The stock market has been dragged down over the past year, with the Russell 3000 dropping by 10%. But growth stocks, losing 16%, have fared worse than the broad market. That's because many traded at higher valuations than their value counterparts and were more susceptible to higher interest rates and market downturns.

Apple (AAPL -0.18%) has seen its share price fall by 15% during this time. But that shouldn't scare off investors. The company still has a lot going for it, and there are several reasons you should consider this a buying opportunity.

Person on a phone expressing joy.

Image source: Getty Images.

Loyal customers

Apple's customers remain very loyal to the brand. Getting customers to keep coming back remains encouraging. After all, what's a better testament for a company?

In October 2021, research group CIRP showed that more than 90% of iPhone users purchased the same brand when buying a new smartphone over the previous 12 months. It was also at this level for the prior two years. That compares favorably to rivals such as Samsung Electronics (SSU -3.37%), with less than 70%.

Apple's iPhone continues to take market share from rival smartphone makers. In the U.S., it now accounts for more than 50% of smartphones used.
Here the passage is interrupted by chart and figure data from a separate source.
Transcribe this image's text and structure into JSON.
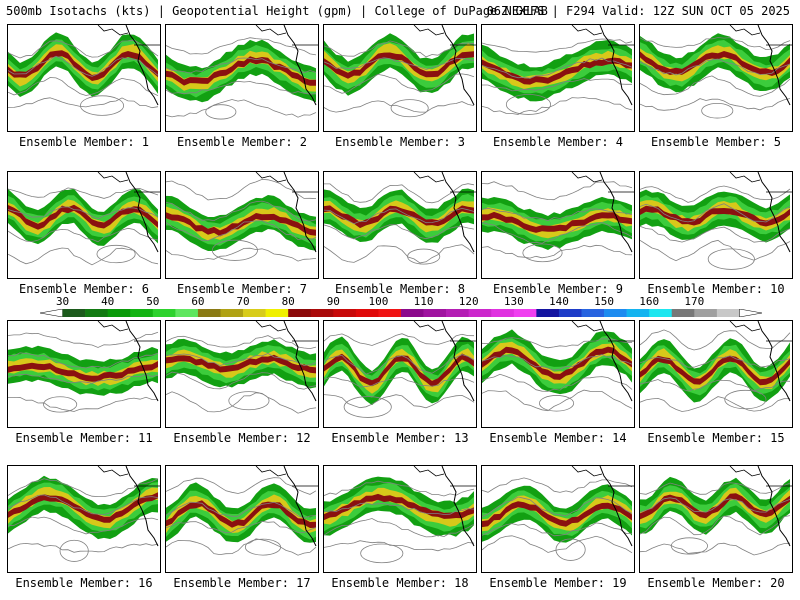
{
  "header": {
    "left": "500mb Isotachs (kts) | Geopotential Height (gpm) | College of DuPage NEXLAB",
    "right": "06Z GEFS | F294 Valid: 12Z SUN OCT 05 2025"
  },
  "label_prefix": "Ensemble Member:",
  "members": [
    1,
    2,
    3,
    4,
    5,
    6,
    7,
    8,
    9,
    10,
    11,
    12,
    13,
    14,
    15,
    16,
    17,
    18,
    19,
    20
  ],
  "colorbar": {
    "ticks": [
      "30",
      "40",
      "50",
      "60",
      "70",
      "80",
      "90",
      "100",
      "110",
      "120",
      "130",
      "140",
      "150",
      "160",
      "170"
    ],
    "colors": [
      "#1c5a1c",
      "#127a12",
      "#0a9a0a",
      "#14b414",
      "#2dd22d",
      "#5fe65f",
      "#8a7a14",
      "#b0a214",
      "#d8cc1a",
      "#f0f000",
      "#8c0a0a",
      "#aa0a0a",
      "#c80a0a",
      "#e00a0a",
      "#f01414",
      "#8c0a8c",
      "#a014a0",
      "#b41eb4",
      "#cc28cc",
      "#e032e0",
      "#f040f0",
      "#1414a0",
      "#1e3cc8",
      "#2864e0",
      "#1e8cf0",
      "#14b4f0",
      "#1ee6f0",
      "#787878",
      "#a0a0a0",
      "#c8c8c8"
    ],
    "wind_colors": {
      "light": "#12a012",
      "mid": "#3ccc3c",
      "yellow": "#d8c81a",
      "dark": "#8a1010"
    }
  }
}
While the company certainly has other products, iPhones account for a large portion of Apple's sales. In its latest fiscal year, which ended on Sept. 24, 2022, iPhones were 52% of the company's top line.

A good lineup

Apple released a new iPhone version in September. Although it was only sold for less than a month, fourth-quarter sales of the devices increased by 9.7% to $42.7 billion.
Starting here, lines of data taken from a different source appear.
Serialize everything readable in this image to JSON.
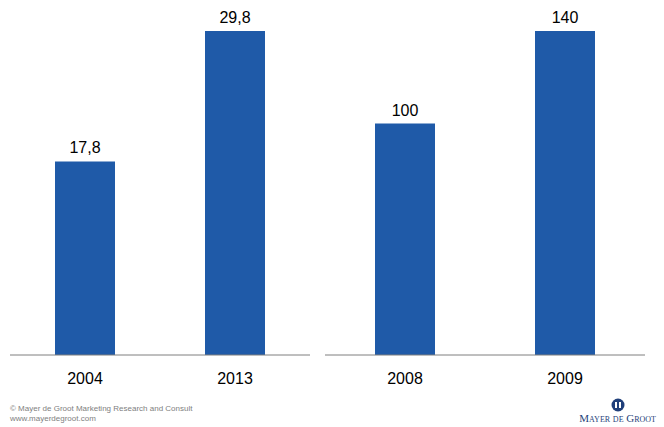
{
  "chart_data": [
    {
      "type": "bar",
      "categories": [
        "2004",
        "2013"
      ],
      "values": [
        17.8,
        29.8
      ],
      "value_labels": [
        "17,8",
        "29,8"
      ],
      "color": "#1f5aa8",
      "data_labels": true,
      "tick_labels": "x",
      "grid": false
    },
    {
      "type": "bar",
      "categories": [
        "2008",
        "2009"
      ],
      "values": [
        100,
        140
      ],
      "color": "#1f5aa8",
      "data_labels": true,
      "tick_labels": "x",
      "grid": false
    }
  ],
  "footer": {
    "copyright": "© Mayer de Groot Marketing Research and Consult",
    "url": "www.mayerdegroot.com",
    "logo": "Mayer de Groot"
  }
}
Management has also been taking steps to increase the iPhone's profitability. This includes moving away from relying on costly third-party providers and producing more parts internally.

While iPhones represent the biggest slice of the sales pie, Apple has other growth areas. This includes services, such as advertising, technical support, and the App Store. As the second biggest source of sales, it grew by 5% in the latest quarter to $19.2 billion. While sales growth slowed from earlier in the year, management blamed it on temporary factors such as foreign currency exchange translations. On a constant currency basis, it said sales rose by double digits.

Returning cash

The business produces a healthy amount of free cash flow (FCF). Last year's FCF was $110.4 billion. Management has been returning a lot of it to shareholders, primarily via repurchases. In the latest year, it spent $89.4 billion on buying back shares.

The company also spent $14.8 billion on dividends. While the 0.7% dividend yield trails the S&P 500's 1.7%,  Apple has raised the dividend payment annually since 2012. That includes last April, when it increased the quarterly payout by 5% to $0.23.

It's encouraging when a company can continue investing in new products, grow sales and profit, and return cash to shareholders. Plus, the stock's valuation has become more compelling. The trailing price-to-earnings ratio (P/E)  has dropped to 23. By way of contrast, the P/E was over 40 at the start of 2021 and more than 30 a year ago.

A company like Apple won't sell at this valuation for long. That adds up to a compelling opportunity for this growth stock.